The Gods are smiling
If you figured that Garden of the Gods Gourmet Market & Café (410 S. 26th St., godsgourmet.com) had reached a resting point, now that it's in its swank new $1.5 million location, then you don't yet know the mind of Mitchell Yellen. The company's majority owner, president and CEO calls himself a nontraditional planner who over 30 years has exposed "traditional financial planning as misleading and misguided."
His key to wealth: "a focus on banking, businesses and real estate." In investments such as the Pinery at the Hill and GOGG, he's acquired enough investor capital to buy the land under the buildings. And from one success stems another, such as a new $1.9 million GOGG location planning to tentatively open Dec. 15, 2015, near SuperTarget and the intersection of Briargate Parkway and North Powers Boulevard.
That's just the first of eight more that Yellen has in mind for cities like Lone Tree, Boulder and Castle Rock.

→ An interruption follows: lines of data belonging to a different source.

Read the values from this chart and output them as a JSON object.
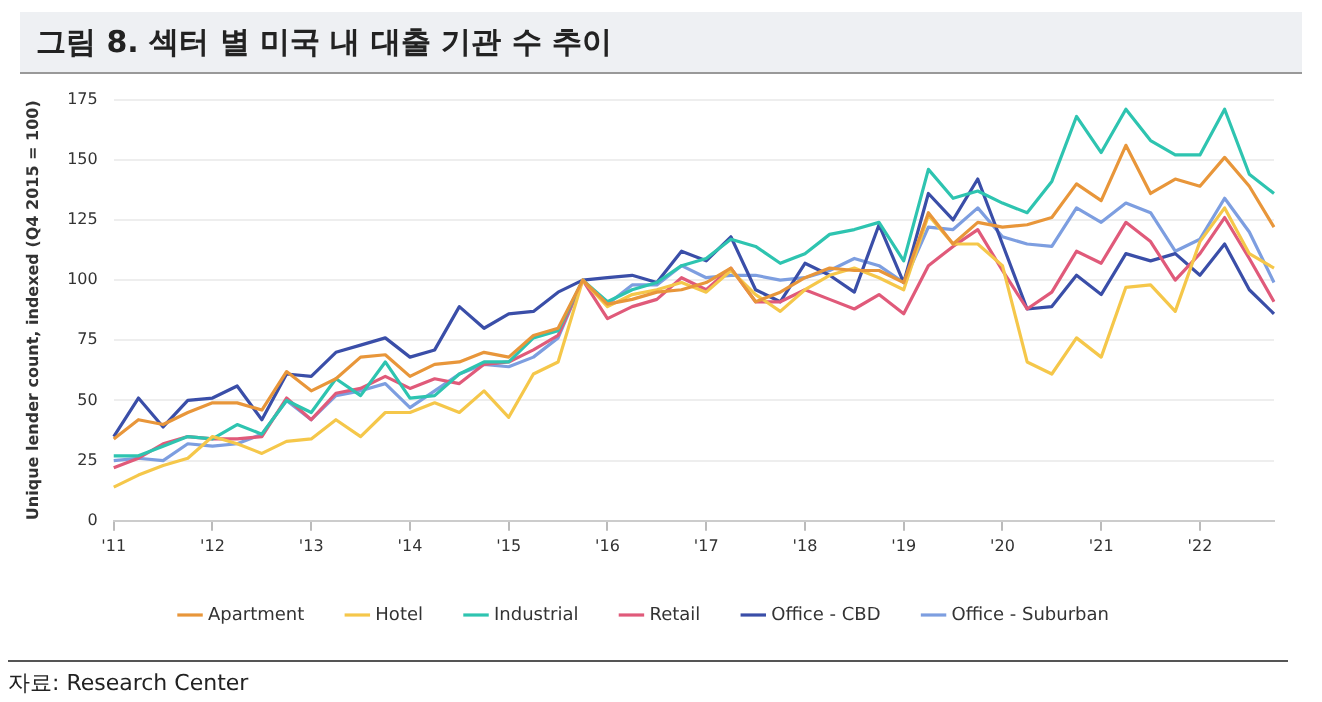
{
  "chart_data": {
    "type": "line",
    "title": "그림 8. 섹터 별 미국 내 대출 기관 수 추이",
    "ylabel": "Unique lender count, indexed (Q4 2015 = 100)",
    "categories": [
      "'11",
      null,
      null,
      null,
      "'12",
      null,
      null,
      null,
      "'13",
      null,
      null,
      null,
      "'14",
      null,
      null,
      null,
      "'15",
      null,
      null,
      null,
      "'16",
      null,
      null,
      null,
      "'17",
      null,
      null,
      null,
      "'18",
      null,
      null,
      null,
      "'19",
      null,
      null,
      null,
      "'20",
      null,
      null,
      null,
      "'21",
      null,
      null,
      null,
      "'22",
      null,
      null,
      null
    ],
    "ylim": [
      0,
      175
    ],
    "yticks": [
      0,
      25,
      50,
      75,
      100,
      125,
      150,
      175
    ],
    "grid": "y",
    "legend": "bottom",
    "marker": "none",
    "line_style": "solid",
    "annotations": [
      "자료: Research Center"
    ],
    "series": [
      {
        "name": "Apartment",
        "color": "#e8963a",
        "values": [
          34,
          42,
          40,
          45,
          49,
          49,
          46,
          62,
          54,
          59,
          68,
          69,
          60,
          65,
          66,
          70,
          68,
          77,
          80,
          100,
          90,
          92,
          95,
          96,
          99,
          105,
          91,
          95,
          101,
          105,
          104,
          104,
          99,
          128,
          115,
          124,
          122,
          123,
          126,
          140,
          133,
          156,
          136,
          142,
          139,
          151,
          139,
          122
        ]
      },
      {
        "name": "Hotel",
        "color": "#f5c74a",
        "values": [
          14,
          19,
          23,
          26,
          35,
          32,
          28,
          33,
          34,
          42,
          35,
          45,
          45,
          49,
          45,
          54,
          43,
          61,
          66,
          100,
          89,
          94,
          96,
          99,
          95,
          104,
          94,
          87,
          96,
          102,
          105,
          101,
          96,
          127,
          115,
          115,
          106,
          66,
          61,
          76,
          68,
          97,
          98,
          87,
          116,
          130,
          111,
          105
        ]
      },
      {
        "name": "Industrial",
        "color": "#2ec4b0",
        "values": [
          27,
          27,
          31,
          35,
          34,
          40,
          36,
          50,
          45,
          59,
          52,
          66,
          51,
          52,
          61,
          66,
          66,
          76,
          79,
          100,
          91,
          96,
          99,
          106,
          109,
          117,
          114,
          107,
          111,
          119,
          121,
          124,
          108,
          146,
          134,
          137,
          132,
          128,
          141,
          168,
          153,
          171,
          158,
          152,
          152,
          171,
          144,
          136
        ]
      },
      {
        "name": "Retail",
        "color": "#e05a7a",
        "values": [
          22,
          26,
          32,
          35,
          34,
          34,
          35,
          51,
          42,
          53,
          55,
          60,
          55,
          59,
          57,
          65,
          66,
          71,
          77,
          100,
          84,
          89,
          92,
          101,
          96,
          105,
          91,
          91,
          96,
          92,
          88,
          94,
          86,
          106,
          114,
          121,
          104,
          88,
          95,
          112,
          107,
          124,
          116,
          100,
          111,
          126,
          109,
          91
        ]
      },
      {
        "name": "Office - CBD",
        "color": "#3a4ea8",
        "values": [
          35,
          51,
          39,
          50,
          51,
          56,
          42,
          61,
          60,
          70,
          73,
          76,
          68,
          71,
          89,
          80,
          86,
          87,
          95,
          100,
          101,
          102,
          99,
          112,
          108,
          118,
          96,
          91,
          107,
          102,
          95,
          123,
          99,
          136,
          125,
          142,
          115,
          88,
          89,
          102,
          94,
          111,
          108,
          111,
          102,
          115,
          96,
          86
        ]
      },
      {
        "name": "Office - Suburban",
        "color": "#7d9ee0",
        "values": [
          25,
          26,
          25,
          32,
          31,
          32,
          36,
          50,
          42,
          52,
          54,
          57,
          47,
          54,
          61,
          65,
          64,
          68,
          76,
          100,
          90,
          98,
          98,
          106,
          101,
          102,
          102,
          100,
          101,
          104,
          109,
          106,
          99,
          122,
          121,
          130,
          118,
          115,
          114,
          130,
          124,
          132,
          128,
          112,
          117,
          134,
          120,
          99
        ]
      }
    ]
  }
}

His confidence comes from seeing regular hour-long weekend waits for the 92 seats at GOGG, plus good walk-out retail business from the Colorado-centric gourmet market.

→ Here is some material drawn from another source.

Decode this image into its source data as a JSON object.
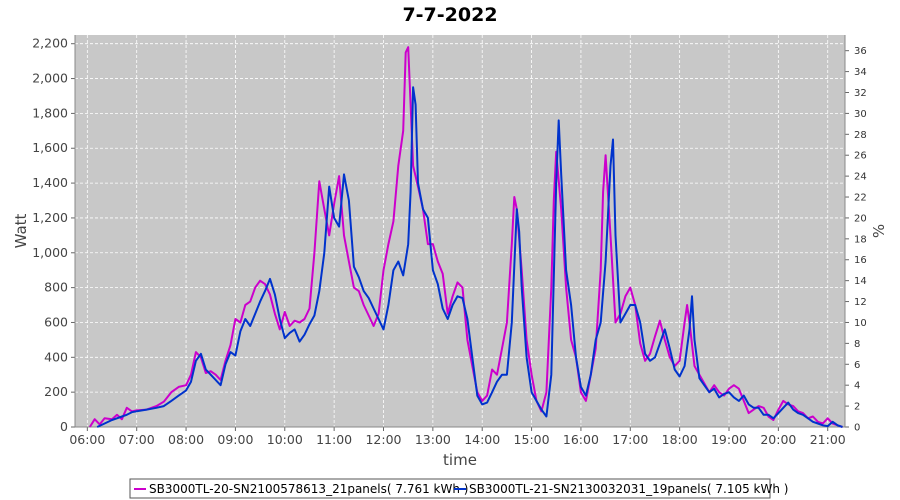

"It's a different formula," says Yellen, speaking to the restaurant and market combo. "Trends are moving in our direction."
The Briargate spot — 11,000 square feet, 4,800 of that market space — would host 250 seats, plus private dining room capacity. It would also yield a "very elaborate" home delivery service and a culinary school with daily classes, he says, noting a plan for two full kitchens and a small greenhouse, plus the creation of 75 jobs.

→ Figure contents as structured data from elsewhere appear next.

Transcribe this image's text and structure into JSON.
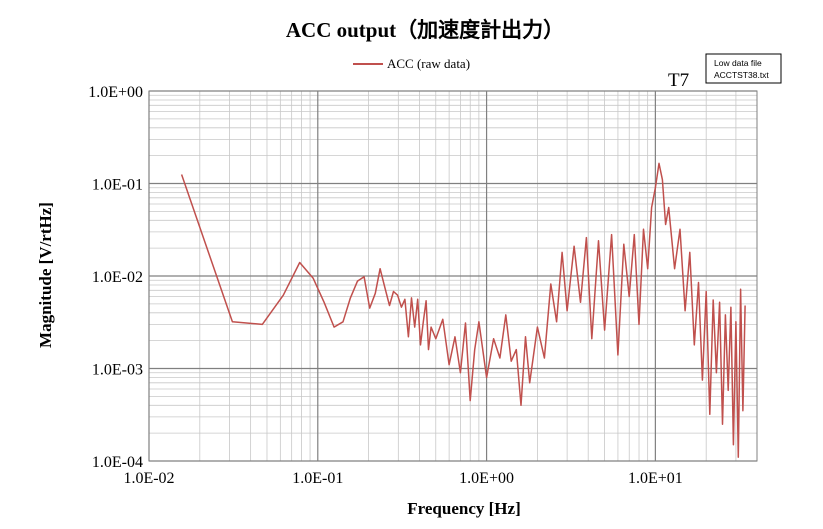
{
  "chart_data": {
    "type": "line",
    "title": "ACC output（加速度計出力）",
    "xlabel": "Frequency [Hz]",
    "ylabel": "Magnitude [V/rtHz]",
    "x_scale": "log",
    "y_scale": "log",
    "xlim": [
      0.01,
      40
    ],
    "ylim": [
      0.0001,
      1
    ],
    "x_ticks": [
      "1.0E-02",
      "1.0E-01",
      "1.0E+00",
      "1.0E+01"
    ],
    "y_ticks": [
      "1.0E+00",
      "1.0E-01",
      "1.0E-02",
      "1.0E-03",
      "1.0E-04"
    ],
    "grid": true,
    "legend_position": "top-center",
    "series": [
      {
        "name": "ACC (raw data)",
        "color": "#c0504d",
        "points": [
          [
            0.0156,
            0.125
          ],
          [
            0.0312,
            0.0032
          ],
          [
            0.0469,
            0.003
          ],
          [
            0.0625,
            0.0062
          ],
          [
            0.0781,
            0.014
          ],
          [
            0.0938,
            0.0095
          ],
          [
            0.109,
            0.0052
          ],
          [
            0.125,
            0.0028
          ],
          [
            0.141,
            0.0032
          ],
          [
            0.156,
            0.0058
          ],
          [
            0.172,
            0.0088
          ],
          [
            0.188,
            0.0098
          ],
          [
            0.203,
            0.0045
          ],
          [
            0.219,
            0.0065
          ],
          [
            0.234,
            0.012
          ],
          [
            0.25,
            0.0074
          ],
          [
            0.266,
            0.0048
          ],
          [
            0.281,
            0.0068
          ],
          [
            0.297,
            0.0062
          ],
          [
            0.313,
            0.0046
          ],
          [
            0.328,
            0.0056
          ],
          [
            0.344,
            0.0022
          ],
          [
            0.359,
            0.0058
          ],
          [
            0.375,
            0.0028
          ],
          [
            0.391,
            0.0056
          ],
          [
            0.406,
            0.0018
          ],
          [
            0.422,
            0.0032
          ],
          [
            0.438,
            0.0054
          ],
          [
            0.453,
            0.0016
          ],
          [
            0.469,
            0.0028
          ],
          [
            0.5,
            0.0021
          ],
          [
            0.55,
            0.0034
          ],
          [
            0.6,
            0.0011
          ],
          [
            0.65,
            0.0022
          ],
          [
            0.7,
            0.0009
          ],
          [
            0.75,
            0.0031
          ],
          [
            0.8,
            0.00045
          ],
          [
            0.85,
            0.0016
          ],
          [
            0.9,
            0.0032
          ],
          [
            1.0,
            0.0008
          ],
          [
            1.1,
            0.0021
          ],
          [
            1.2,
            0.0013
          ],
          [
            1.3,
            0.0038
          ],
          [
            1.4,
            0.0012
          ],
          [
            1.5,
            0.0016
          ],
          [
            1.6,
            0.0004
          ],
          [
            1.7,
            0.0022
          ],
          [
            1.8,
            0.0007
          ],
          [
            2.0,
            0.0028
          ],
          [
            2.2,
            0.0013
          ],
          [
            2.4,
            0.0082
          ],
          [
            2.6,
            0.0032
          ],
          [
            2.8,
            0.018
          ],
          [
            3.0,
            0.0042
          ],
          [
            3.3,
            0.021
          ],
          [
            3.6,
            0.0052
          ],
          [
            3.9,
            0.026
          ],
          [
            4.2,
            0.0021
          ],
          [
            4.6,
            0.024
          ],
          [
            5.0,
            0.0026
          ],
          [
            5.5,
            0.028
          ],
          [
            6.0,
            0.0014
          ],
          [
            6.5,
            0.022
          ],
          [
            7.0,
            0.006
          ],
          [
            7.5,
            0.028
          ],
          [
            8.0,
            0.003
          ],
          [
            8.5,
            0.032
          ],
          [
            9.0,
            0.012
          ],
          [
            9.5,
            0.055
          ],
          [
            10.0,
            0.09
          ],
          [
            10.5,
            0.165
          ],
          [
            11.0,
            0.11
          ],
          [
            11.5,
            0.036
          ],
          [
            12.0,
            0.055
          ],
          [
            13.0,
            0.012
          ],
          [
            14.0,
            0.032
          ],
          [
            15.0,
            0.0042
          ],
          [
            16.0,
            0.018
          ],
          [
            17.0,
            0.0018
          ],
          [
            18.0,
            0.0085
          ],
          [
            19.0,
            0.00075
          ],
          [
            20.0,
            0.0068
          ],
          [
            21.0,
            0.00032
          ],
          [
            22.0,
            0.0055
          ],
          [
            23.0,
            0.0009
          ],
          [
            24.0,
            0.0052
          ],
          [
            25.0,
            0.00025
          ],
          [
            26.0,
            0.0038
          ],
          [
            27.0,
            0.00058
          ],
          [
            28.0,
            0.0046
          ],
          [
            29.0,
            0.00015
          ],
          [
            30.0,
            0.0032
          ],
          [
            31.0,
            0.00011
          ],
          [
            32.0,
            0.0072
          ],
          [
            33.0,
            0.00035
          ],
          [
            34.0,
            0.0048
          ]
        ]
      }
    ],
    "annotations": {
      "label": "T7",
      "note_lines": [
        "Low data file",
        "ACCTST38.txt"
      ]
    }
  }
}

"I'm willing to spend more money and make a little less on the margins," he says, "because I'm in this to change the culture. ... I'm never satisfied at where we are, I want to do better."
Yellen says he'll send staff to train with the likes of Chopped guest judge Adam Sobel of San Francisco's RN74. Post-tutorial, he envisions the creation of another 150 in-house market products, with emphasis on vegan and gluten-free items.
"Our goal, is in the next 24 to 36 months, to be a farm-to-fork company with no Shamrock trucks pulling up," he says.
Dogfish Head founder Sam Calagione has created an "organoleptic hop transducing module" named Randall the Enamel Animal. In layman's terms, it's a gadget that, when attached to a tap, allows beer to pour through anything from hops to fruits and spices, making for fun infusions.
On Saturday, Nov. 22, Green Man Taproom (320 S. Weber St., greenmantaps.com) will feature Randall at NovemberFRESH Craftbeer Fest, an Indy Give! event for the Rocky Mountain Field Institute. Entry is $5 online ($10/door) to sample Nano 108, Lofty, Smiling Toad and Great Storm brews.